Sourcils froncés, lèvres mordues, Tycho retient son souffle tandis qu’il s’applique à reprendre sa combinaison. A côté de lui, Samal fait de même avec une infinie délicatesse. Ses cheveux couleur d’écorce s’agitent sous la brise chaude. Les yeux du pisteur ne peuvent se résoudre à rester fixés sur leur tâche. Son regard dérive vers la jeune femme, dénigrant le tissage de l’armure. Les mailles se détendent, les fils métalliques se relâchent, et laissent passer entre eux l’air et la lumière.

— Parole, sait pas se concentrer ce gamin ! s’exclame Klen, en assénant une claque derrière la tête du jeune homme.

— Il est fou ce vieux ! proteste Tycho en se frottant le crâne. Bien sûr que je me concentre. Regarde…

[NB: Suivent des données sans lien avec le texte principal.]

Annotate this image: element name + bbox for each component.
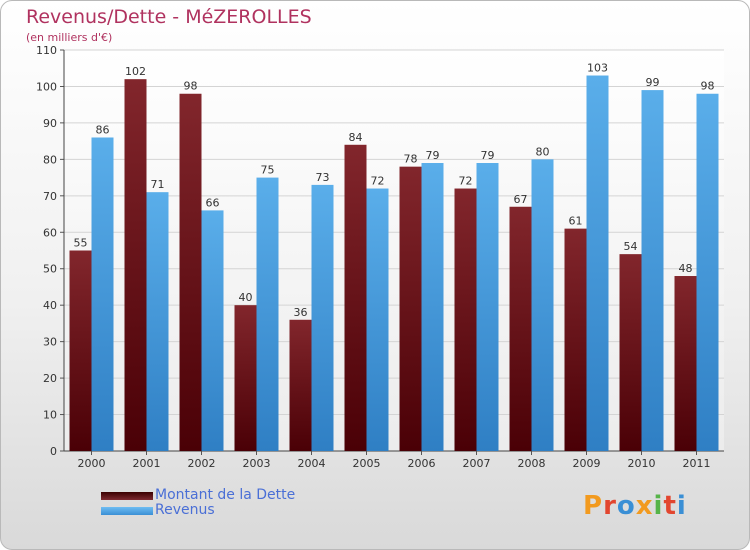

Il baisse les yeux sur sa combinaison et remarque le tissage piteux des micro-mailles. Une grimace honteuse se dessine sur son visage. D’un geste rageur, il laisse tomber son armure sur le sol et se lève d’un bond.

— Je reprendrai après, je vais aller dessiner, marmonne-t-il avant de s’éloigner d’un pas raide.

— Impulsif en plus, ajoute le doyen en secouant la tête, faisant osciller son chignon blanc. Sale gosse !

— Klen, laisse-le se calmer, ce n’est pas si grave, répond Samal, concentrée sur son tissage. Je le ferai pour lui.

— Ferais mieux de pas le materner, maugrée le plus vieux. Commence comme ça et après tu finis par tout faire. Pas sain comme relation.

— Encore en train de râler, ce vieux ? se moque la voix de Léon dans leur dos.

Les deux tisseurs se retournent et lèvent la tête en direction du chef de meute qui les surplombe.

— Baisse-toi donc, grande perche, râle Klen en se frottant la nuque. Va nous filer mal au cou.

Léon Biyaki s’agenouille pour se mettre à hauteur de ses confrères. Il tend une visière de titane éclatante à Samal, qui lui jette un regard émerveillé.

— Fais attention aux rochers, la prochaine fois, lance-t-il, un sourire retenu au coin des lèvres.

Elle baisse la tête, les joues rougies par l’embarras. La jeune femme porte une main à son front, où le tissu rosé de sa cicatrice laisse une empreinte subtile.

— On veillera toujours sur toi, la rassure Léon. Mais il faut garder la tête froide dans ces moments là.

— Tu les a bien pressés, les gamins ! le sermonne Klen. Toi aussi, faut garder la tête froide.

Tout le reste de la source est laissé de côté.